Tuesday, October 26.
It's so nice to be back in Pokhara. It's all too surreal though. The trek seems like such a far away and other experience now, but we were in it just a couple of days ago.
After a night in two Jumla guest houses so our tents could be cleaned out, only one flight could get out through the storm clouds crowding the sky, so after a morning of waiting around at the airport and playing lots of card games under the watchful eyes of police and army officials (cards are technically illegal in Nepal, but as long as you're not gambling, they tend not to care), we had a lunch of chow chow, and then seven us plus Mike, Steph, our research assistants, and three of the trekking staffers, saw the others off at around 4 and then headed back to the closer of the two guest houses--Newari Lodging and Fooding (I think I've actually starting replacing "eating" with "fooding" in my conversation...oh dear). We had a delicious dinner of--guess what--more chow chow and got to know the chef a little. He is from Kathmandu, learned to cook in India where he lived for several years, and then was hired at the guest house in Jumla by a family friend.
The next morning, it was off to two Hindu temples across the street, where each of us got double tikkas from their respective gurus, and then back to the airport to hurry and and wait some more.
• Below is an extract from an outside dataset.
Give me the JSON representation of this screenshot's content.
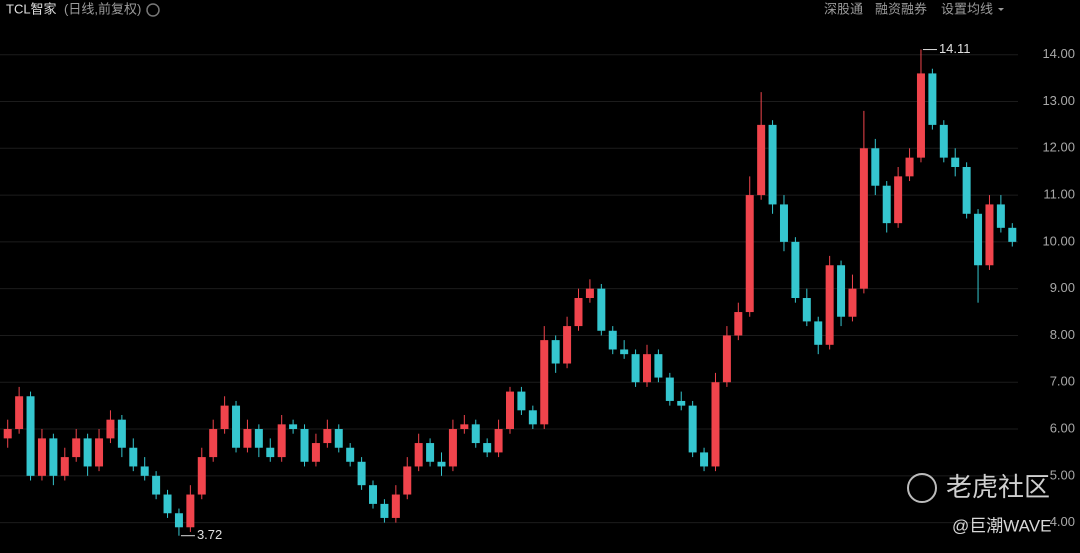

Talk about not taking things for granted and letting it be: In rural Nepal, you buy a plane ticket and you think that means you'll be getting to your destination when and how you want to. But no. If someone doesn't feel like getting up on time, you wait. If a storm comes in or they decide that someone else should get to fly before you when your flight is delayed for 24 hours or so, there simply isn't anything you can do about it. And in any case, it's pretty much impossible to know when you'll actually get to where you want to go. And thus, number who knows what: you'd best be flexible.
So it was that we waited for two other flights to go out on Saturday, had our third helpings of chow chow, and made it to Nepalgunj in time for showers and dinners. We had decided to fit the whole 14 hour bus ride into one day in order to arrive in Pokhara at a decent hour, so we had a nice relaxing nice in the posh hotel with western toilets, good water pressure (not that the heat wasn't shotty), delicious garlic naan in the funny, out of place dining hall where one of the waiters just couldn't stand to let a song play all the way through, an ice cream dessert, and HBO and Nat. Geo. on the TV.
It was great to see the rest of the group, but it was always nice being with a smaller bunch for a while. Such a different dynamic, and more coherence, I think. The first flight had flown straight into the storm, and what should have been 30 minutes turned into 50, thanks to intense turbulence throughout. We had it good on the flight front. It had snowed on the peaks surrounding the Jumla bazaar the night before we left, so we flew over snow-capped ridges and basked in the goodness.
Yesterday, Monday, we had a free day before we started work on our reports this morning. A few of us dropped laundry off and did a little gift shopping before getting delicious coffees and freshly baked goods at the Perky Bean, and then went across the street to the Olive Cafe for a light lunch and free wi-fi. It was so great just sitting there and reflecting.